ManifiestoOtras gestas independentistas en nuestra América estallaron, cada una de ellas, en una localidad determinada, y con los conocidos gritos: de Quito, en Ecuador; de Dolores, en México; de Lares, en Puerto Rico… En Cuba ha sido habitual pensar como Grito de Yara el levantamiento protagonizado en el ingenio Demajagua el 10 de octubre de 1868, con el pronunciamiento de Carlos Manuel de Céspedes, quien formó la tropa novicia que tuvo al día siguiente, en Yara, su estreno en combate.

La guerra preparada por José Martí se planeó —y esa fue una de sus singularidades— para que estallara simultáneamente en varias comarcas, y así ocurrió, aunque escollos varios impidieron que se diese en todas las comprometidas.
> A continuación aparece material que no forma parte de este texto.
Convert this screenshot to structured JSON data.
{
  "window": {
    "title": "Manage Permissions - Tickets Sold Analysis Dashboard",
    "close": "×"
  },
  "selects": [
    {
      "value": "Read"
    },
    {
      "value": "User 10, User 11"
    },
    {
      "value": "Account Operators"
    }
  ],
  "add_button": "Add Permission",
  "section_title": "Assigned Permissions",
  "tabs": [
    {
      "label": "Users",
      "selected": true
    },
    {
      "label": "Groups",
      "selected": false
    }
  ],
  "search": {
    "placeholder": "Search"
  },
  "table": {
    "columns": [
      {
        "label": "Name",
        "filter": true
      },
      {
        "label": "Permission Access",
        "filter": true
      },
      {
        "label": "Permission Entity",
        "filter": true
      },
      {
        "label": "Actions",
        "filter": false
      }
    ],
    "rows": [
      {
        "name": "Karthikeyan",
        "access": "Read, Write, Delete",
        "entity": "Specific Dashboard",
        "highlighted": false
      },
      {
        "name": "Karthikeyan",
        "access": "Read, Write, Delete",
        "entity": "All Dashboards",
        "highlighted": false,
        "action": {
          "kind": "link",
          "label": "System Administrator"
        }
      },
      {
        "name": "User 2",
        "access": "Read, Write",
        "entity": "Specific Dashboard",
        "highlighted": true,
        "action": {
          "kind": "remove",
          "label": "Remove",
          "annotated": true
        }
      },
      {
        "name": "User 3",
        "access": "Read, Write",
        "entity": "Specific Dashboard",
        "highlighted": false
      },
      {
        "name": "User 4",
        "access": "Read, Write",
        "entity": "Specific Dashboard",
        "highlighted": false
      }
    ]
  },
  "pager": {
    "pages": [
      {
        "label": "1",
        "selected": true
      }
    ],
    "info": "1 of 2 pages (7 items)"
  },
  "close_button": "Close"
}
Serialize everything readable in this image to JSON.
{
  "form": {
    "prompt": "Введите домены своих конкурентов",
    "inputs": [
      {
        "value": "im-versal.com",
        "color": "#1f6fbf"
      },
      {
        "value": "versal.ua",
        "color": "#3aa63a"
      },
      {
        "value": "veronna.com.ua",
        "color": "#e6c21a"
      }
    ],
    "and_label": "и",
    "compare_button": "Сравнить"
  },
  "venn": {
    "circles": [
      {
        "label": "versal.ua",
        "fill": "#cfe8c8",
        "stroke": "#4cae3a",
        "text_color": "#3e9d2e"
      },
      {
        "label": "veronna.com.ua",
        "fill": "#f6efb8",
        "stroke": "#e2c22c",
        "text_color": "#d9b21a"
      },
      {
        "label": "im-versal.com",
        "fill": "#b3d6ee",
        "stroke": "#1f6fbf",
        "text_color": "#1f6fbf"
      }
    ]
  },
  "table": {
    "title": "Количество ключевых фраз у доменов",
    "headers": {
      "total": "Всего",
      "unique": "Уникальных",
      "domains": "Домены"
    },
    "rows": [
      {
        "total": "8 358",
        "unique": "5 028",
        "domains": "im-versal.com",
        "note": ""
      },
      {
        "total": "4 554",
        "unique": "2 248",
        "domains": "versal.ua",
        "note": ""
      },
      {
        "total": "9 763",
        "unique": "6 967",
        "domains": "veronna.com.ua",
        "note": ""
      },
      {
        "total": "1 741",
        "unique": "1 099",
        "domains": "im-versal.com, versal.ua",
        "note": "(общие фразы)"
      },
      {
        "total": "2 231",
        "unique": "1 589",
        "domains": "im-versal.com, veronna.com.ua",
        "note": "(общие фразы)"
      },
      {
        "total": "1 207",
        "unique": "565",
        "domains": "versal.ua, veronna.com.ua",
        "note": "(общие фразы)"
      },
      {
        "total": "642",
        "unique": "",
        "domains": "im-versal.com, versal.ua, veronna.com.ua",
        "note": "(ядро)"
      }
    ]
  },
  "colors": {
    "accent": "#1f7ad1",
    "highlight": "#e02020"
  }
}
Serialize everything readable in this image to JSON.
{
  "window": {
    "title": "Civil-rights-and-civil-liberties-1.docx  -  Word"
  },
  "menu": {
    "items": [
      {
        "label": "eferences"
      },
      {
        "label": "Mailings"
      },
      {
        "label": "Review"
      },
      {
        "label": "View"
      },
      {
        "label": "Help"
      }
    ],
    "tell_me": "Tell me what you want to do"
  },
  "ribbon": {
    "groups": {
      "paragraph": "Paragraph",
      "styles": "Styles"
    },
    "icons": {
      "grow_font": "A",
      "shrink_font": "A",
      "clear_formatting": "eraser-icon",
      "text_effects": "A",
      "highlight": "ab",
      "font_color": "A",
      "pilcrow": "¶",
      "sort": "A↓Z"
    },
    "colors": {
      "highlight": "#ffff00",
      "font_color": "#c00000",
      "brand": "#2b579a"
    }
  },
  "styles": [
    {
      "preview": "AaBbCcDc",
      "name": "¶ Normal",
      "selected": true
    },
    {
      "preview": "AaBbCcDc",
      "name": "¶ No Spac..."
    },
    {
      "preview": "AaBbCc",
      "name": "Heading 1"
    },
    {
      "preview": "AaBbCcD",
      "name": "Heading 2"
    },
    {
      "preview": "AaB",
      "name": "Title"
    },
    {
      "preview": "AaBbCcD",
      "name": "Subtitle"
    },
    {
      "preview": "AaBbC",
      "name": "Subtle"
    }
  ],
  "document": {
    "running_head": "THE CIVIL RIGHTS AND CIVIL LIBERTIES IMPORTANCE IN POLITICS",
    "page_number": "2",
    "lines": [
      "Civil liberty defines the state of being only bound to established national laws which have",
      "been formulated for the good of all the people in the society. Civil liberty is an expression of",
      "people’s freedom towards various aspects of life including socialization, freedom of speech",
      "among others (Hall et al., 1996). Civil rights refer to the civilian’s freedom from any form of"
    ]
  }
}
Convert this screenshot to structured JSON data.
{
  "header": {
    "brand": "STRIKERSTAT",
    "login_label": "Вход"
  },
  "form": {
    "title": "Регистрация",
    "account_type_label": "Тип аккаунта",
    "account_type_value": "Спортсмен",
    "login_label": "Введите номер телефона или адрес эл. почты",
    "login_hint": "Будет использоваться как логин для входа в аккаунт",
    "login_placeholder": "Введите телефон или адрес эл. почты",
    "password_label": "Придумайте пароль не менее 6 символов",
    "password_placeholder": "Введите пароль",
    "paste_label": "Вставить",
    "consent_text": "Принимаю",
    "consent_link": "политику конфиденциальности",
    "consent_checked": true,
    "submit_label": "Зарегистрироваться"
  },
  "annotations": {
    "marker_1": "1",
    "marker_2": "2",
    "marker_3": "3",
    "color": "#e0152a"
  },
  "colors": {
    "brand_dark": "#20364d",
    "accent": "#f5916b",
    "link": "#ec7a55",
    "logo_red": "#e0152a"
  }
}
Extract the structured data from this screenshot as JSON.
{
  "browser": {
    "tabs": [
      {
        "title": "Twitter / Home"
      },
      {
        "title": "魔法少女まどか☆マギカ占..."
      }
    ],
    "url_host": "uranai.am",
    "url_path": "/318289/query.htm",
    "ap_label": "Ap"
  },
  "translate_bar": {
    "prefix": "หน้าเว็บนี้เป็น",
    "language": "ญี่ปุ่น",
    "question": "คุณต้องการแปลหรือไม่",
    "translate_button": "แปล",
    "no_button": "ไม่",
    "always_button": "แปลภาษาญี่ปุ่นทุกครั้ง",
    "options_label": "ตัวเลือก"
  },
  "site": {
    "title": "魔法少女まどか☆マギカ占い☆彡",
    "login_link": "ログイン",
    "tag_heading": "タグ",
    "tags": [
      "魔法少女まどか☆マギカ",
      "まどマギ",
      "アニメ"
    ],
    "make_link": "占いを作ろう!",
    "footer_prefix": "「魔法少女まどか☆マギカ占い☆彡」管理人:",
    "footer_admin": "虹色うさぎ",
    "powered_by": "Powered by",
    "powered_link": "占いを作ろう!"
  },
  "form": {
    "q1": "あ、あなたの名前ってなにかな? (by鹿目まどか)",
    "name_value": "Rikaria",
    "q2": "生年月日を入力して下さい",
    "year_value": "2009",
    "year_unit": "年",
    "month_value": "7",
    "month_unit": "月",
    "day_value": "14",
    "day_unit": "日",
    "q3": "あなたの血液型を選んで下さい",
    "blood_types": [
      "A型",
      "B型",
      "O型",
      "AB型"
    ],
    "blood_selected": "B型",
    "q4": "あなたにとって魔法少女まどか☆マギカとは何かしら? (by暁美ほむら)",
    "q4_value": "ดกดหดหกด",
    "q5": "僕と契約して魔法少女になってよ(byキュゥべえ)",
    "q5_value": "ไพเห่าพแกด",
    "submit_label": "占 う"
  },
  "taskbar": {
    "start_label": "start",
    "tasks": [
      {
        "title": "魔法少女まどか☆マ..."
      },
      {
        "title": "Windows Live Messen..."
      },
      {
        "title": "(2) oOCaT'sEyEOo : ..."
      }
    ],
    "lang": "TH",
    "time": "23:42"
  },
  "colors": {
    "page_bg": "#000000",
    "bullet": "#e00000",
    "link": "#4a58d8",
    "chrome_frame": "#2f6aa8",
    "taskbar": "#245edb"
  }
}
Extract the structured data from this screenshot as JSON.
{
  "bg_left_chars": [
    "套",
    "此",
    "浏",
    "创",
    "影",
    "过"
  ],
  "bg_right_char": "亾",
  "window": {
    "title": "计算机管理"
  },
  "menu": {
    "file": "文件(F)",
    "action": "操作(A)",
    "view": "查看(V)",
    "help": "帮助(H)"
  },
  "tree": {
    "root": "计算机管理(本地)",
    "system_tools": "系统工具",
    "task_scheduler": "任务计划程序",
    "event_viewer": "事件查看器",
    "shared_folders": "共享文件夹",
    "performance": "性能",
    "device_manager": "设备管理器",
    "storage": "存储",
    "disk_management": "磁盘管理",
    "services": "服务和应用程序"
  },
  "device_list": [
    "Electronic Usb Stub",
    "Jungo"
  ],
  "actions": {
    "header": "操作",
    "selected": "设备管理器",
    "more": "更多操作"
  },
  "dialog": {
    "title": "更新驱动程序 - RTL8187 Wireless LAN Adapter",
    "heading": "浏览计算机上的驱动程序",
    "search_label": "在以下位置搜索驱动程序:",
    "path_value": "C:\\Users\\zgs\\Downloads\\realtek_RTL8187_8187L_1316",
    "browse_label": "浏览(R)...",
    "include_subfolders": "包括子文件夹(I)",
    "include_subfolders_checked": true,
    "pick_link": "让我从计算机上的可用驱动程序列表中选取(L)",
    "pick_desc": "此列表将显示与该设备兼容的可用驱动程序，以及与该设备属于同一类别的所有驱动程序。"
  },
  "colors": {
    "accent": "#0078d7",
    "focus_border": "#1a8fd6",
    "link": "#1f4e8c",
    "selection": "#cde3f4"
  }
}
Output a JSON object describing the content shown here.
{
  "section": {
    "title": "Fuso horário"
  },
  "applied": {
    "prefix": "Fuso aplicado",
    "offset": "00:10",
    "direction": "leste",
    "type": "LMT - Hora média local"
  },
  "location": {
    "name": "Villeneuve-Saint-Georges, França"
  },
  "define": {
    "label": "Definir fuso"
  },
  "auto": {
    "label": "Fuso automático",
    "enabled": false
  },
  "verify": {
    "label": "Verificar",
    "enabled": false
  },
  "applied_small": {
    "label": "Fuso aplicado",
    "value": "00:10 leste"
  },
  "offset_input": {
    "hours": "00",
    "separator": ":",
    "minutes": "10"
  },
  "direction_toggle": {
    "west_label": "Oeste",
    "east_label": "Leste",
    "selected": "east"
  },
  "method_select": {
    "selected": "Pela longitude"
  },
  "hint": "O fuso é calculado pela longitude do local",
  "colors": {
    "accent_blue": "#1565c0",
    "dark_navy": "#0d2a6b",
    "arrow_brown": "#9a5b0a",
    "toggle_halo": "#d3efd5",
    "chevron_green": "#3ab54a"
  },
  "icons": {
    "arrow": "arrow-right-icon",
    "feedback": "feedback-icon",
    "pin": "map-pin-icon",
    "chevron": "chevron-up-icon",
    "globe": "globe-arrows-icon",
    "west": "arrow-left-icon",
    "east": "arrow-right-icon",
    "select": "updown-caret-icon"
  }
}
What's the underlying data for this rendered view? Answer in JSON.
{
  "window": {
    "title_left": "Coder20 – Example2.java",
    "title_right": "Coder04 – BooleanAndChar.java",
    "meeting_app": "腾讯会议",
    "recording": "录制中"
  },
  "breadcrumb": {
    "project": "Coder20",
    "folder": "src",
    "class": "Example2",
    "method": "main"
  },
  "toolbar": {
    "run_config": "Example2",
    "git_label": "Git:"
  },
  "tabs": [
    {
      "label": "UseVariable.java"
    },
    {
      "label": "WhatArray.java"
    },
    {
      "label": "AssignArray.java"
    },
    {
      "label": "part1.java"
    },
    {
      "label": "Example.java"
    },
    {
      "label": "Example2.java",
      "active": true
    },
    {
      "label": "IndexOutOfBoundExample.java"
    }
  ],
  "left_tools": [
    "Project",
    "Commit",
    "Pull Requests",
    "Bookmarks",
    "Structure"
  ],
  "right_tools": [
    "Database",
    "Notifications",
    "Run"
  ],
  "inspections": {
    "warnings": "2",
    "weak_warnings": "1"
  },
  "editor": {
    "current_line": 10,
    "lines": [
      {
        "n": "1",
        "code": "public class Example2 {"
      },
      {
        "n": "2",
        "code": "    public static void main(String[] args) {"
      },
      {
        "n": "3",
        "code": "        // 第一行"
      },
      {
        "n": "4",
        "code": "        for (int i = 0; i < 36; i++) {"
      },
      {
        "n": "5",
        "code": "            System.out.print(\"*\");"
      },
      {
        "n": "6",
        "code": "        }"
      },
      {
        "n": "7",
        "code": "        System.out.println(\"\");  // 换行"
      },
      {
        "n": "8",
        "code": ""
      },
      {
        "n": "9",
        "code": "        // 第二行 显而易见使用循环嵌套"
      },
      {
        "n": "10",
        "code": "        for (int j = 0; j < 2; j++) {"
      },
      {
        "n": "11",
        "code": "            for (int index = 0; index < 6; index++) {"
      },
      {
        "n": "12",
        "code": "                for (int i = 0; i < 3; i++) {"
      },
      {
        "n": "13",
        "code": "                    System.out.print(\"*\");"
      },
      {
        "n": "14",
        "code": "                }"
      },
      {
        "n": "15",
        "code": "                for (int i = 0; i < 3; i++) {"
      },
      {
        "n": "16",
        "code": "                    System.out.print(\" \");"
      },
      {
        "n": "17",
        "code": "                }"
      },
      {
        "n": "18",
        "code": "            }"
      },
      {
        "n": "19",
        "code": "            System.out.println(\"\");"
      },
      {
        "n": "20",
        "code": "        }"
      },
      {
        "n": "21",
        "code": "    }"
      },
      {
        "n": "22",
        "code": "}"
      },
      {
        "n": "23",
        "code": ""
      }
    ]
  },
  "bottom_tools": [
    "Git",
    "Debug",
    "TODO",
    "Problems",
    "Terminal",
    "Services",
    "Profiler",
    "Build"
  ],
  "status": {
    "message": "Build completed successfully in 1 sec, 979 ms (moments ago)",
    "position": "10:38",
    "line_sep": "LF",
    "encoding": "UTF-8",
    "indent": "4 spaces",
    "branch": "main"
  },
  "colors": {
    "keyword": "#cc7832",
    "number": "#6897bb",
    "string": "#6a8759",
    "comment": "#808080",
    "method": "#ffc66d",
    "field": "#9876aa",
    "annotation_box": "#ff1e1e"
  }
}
En las numerosas que cumplieron pueden haberse dado distintos pronunciamientos de apoyo al alzamiento, pero el programa de la contienda en marcha se plasmó casi un mes más tarde en un texto destinado a la imprenta, en correspondencia con ideas pilares propaladas desde años antes por diversas vías, a menudo en páginas y discursos del propio Martí.

También suyo es el programa aludido, El Partido Revolucionario Cubano a Cuba, que se conoce con el título de Manifiesto de Montecristi, debido a la población dominicana donde él, máximo dirigente del Partido, lo escribió en acuerdo con Máximo Gómez, jefe militar de la revolución. Por la importancia que veía en ese documento, no se confió a su pasmosa capacidad de improvisación, que le permitía crear de un tirón no solo poemas, sino igualmente discursos, crónicas, cartas y otras piezas que también son joyas.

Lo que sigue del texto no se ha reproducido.